RAG is an excellent tool for helping an LLM answer questions about topics that are suitable for a general audience. However, for content that is intended for a specialist audience, RAG performance often decreases. This is for several reasons:
  • General purpose embeddings models may not be well suited for a given specialist topic.
  • Specialist topics often use terms not encountered outside of their domain, or use terms in idiosyncratic ways.
  • Terms which are only loosely related in general might be highly related in a specialist topic, or vice versa.
  • The overlap of terms in scientific questions and scientific answers is often less than in questions and answers of a more general nature.
  • For general purpose content, a chunk of relevant text is all that is needed, but for specialist domains, additional metadata (e.g., source identification, catalog identifiers, or ontology identifiers) is often needed.
  • When providing text only chunks as context, an LLM will simply answer, which is acceptable for general purpose applications, but specialist applications often require answers to be annotated with source(s) so that the answer can be validated, and sources can be examined for follow up questions.
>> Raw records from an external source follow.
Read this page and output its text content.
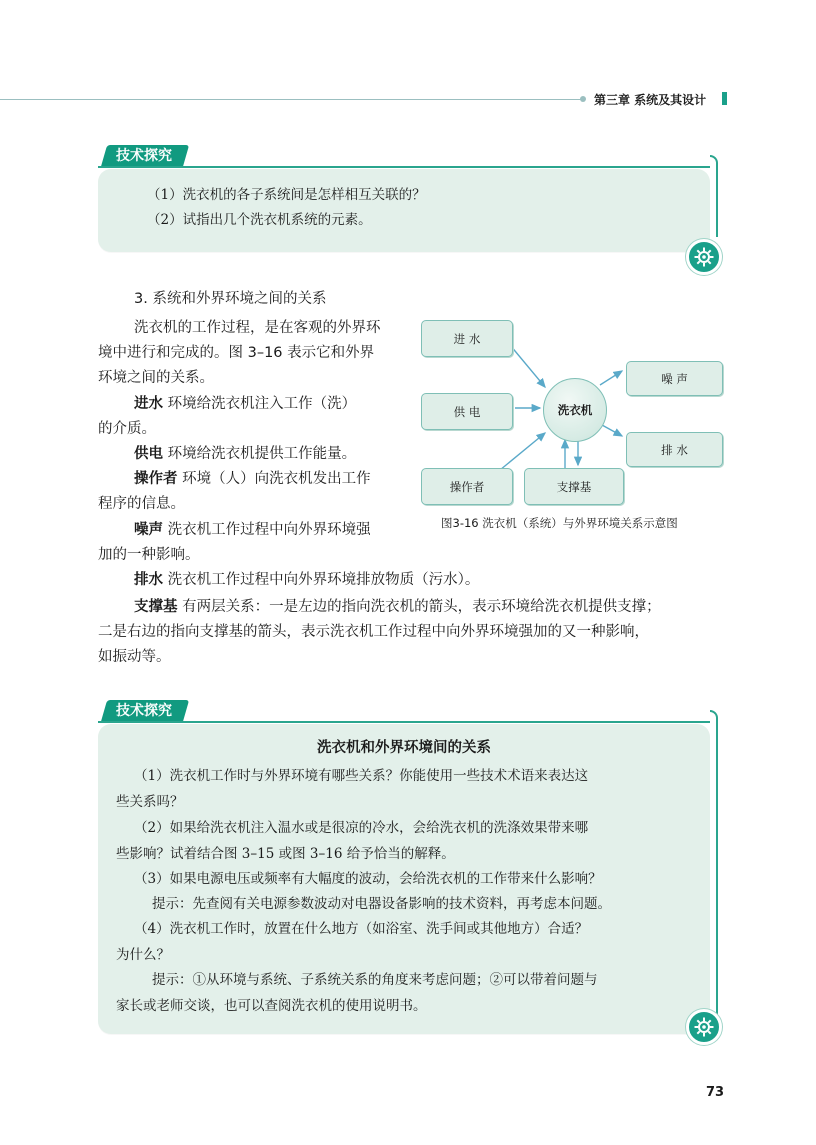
第三章 系统及其设计
技术探究
（1）洗衣机的各子系统间是怎样相互关联的？
（2）试指出几个洗衣机系统的元素。
3. 系统和外界环境之间的关系
洗衣机的工作过程，是在客观的外界环
境中进行和完成的。图 3–16 表示它和外界
环境之间的关系。
进水 环境给洗衣机注入工作（洗）
的介质。
供电 环境给洗衣机提供工作能量。
操作者 环境（人）向洗衣机发出工作
程序的信息。
噪声 洗衣机工作过程中向外界环境强
加的一种影响。
排水 洗衣机工作过程中向外界环境排放物质（污水）。
支撑基 有两层关系：一是左边的指向洗衣机的箭头，表示环境给洗衣机提供支撑；
二是右边的指向支撑基的箭头，表示洗衣机工作过程中向外界环境强加的又一种影响，
如振动等。
进 水
供 电
操作者	支撑基
噪 声
排 水
洗衣机
图3-16 洗衣机（系统）与外界环境关系示意图
技术探究
洗衣机和外界环境间的关系
（1）洗衣机工作时与外界环境有哪些关系？你能使用一些技术术语来表达这
些关系吗？
（2）如果给洗衣机注入温水或是很凉的冷水，会给洗衣机的洗涤效果带来哪
些影响？试着结合图 3–15 或图 3–16 给予恰当的解释。
（3）如果电源电压或频率有大幅度的波动，会给洗衣机的工作带来什么影响？
提示：先查阅有关电源参数波动对电器设备影响的技术资料，再考虑本问题。
（4）洗衣机工作时，放置在什么地方（如浴室、洗手间或其他地方）合适？
为什么？
提示：①从环境与系统、子系统关系的角度来考虑问题；②可以带着问题与
家长或老师交谈，也可以查阅洗衣机的使用说明书。
73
SCIRAG, FAIR Atlas Solves Shortcomings of RAG for Scientific Queries

SCIRAG ensures citation information is preserved and ontological terms (with identifiers) are provided in responses. This closely parallels how professionals respond to document corpus review requests. By structuring responses using tables organized around standardized terms and identifiers, accuracy is greatly increased over the capabilities of RAG alone. Specifically, the utility of structured, tabulated responses is three-fold. First, human review is much easier with well-organized, properly referenced and linked table entries. Second, links to citations and ontology term identifiers keep AI responses FAIR. Finally, LLM summaries, evaluations, and classifications are more accurate and useful in the SCIRAG context than in the ordinary RAG context.
To demonstrate that SCIRAG solves the problems that arise using RAG for specialized content, FAIR Atlas has developed a proof-of-principle implementation comprised of 75,000+ scientific papers selected for discussing the genetic components of longevity. These papers were loaded into SCIRAG, a completely custom RAG architecture, and tested with questions about the functional linkage of genes to mitochondrial effects on aging and longevity.
SCIRAG employs the following components to achieve superior performance in a specialized domain:
  • Domain-focused embeddings model – A general purpose embeddings models underperformed a specialized model at understanding the relevance of domain concepts. In the demonstration, an embedding model was selected which emphasized biological concepts.
  • Metadata tracking – In addition to embedding text from the papers, all available metadata (e.g., authors, journal, date of publication, PMC ID, etc.) were tracked.
  • Ontology or catalog term grounding – FAIR Atlas employs a multi-step pipeline to ground terms to stable term or document identifiers, HGNC (human gene) IDs in the case of the demonstration.
The result is a coherent and useful answer with a well organized table containing all targeted entities, along with notes explaining their relevance to the question. In the demonstration, all genes relevant to the question are documented with clear notes and summaries.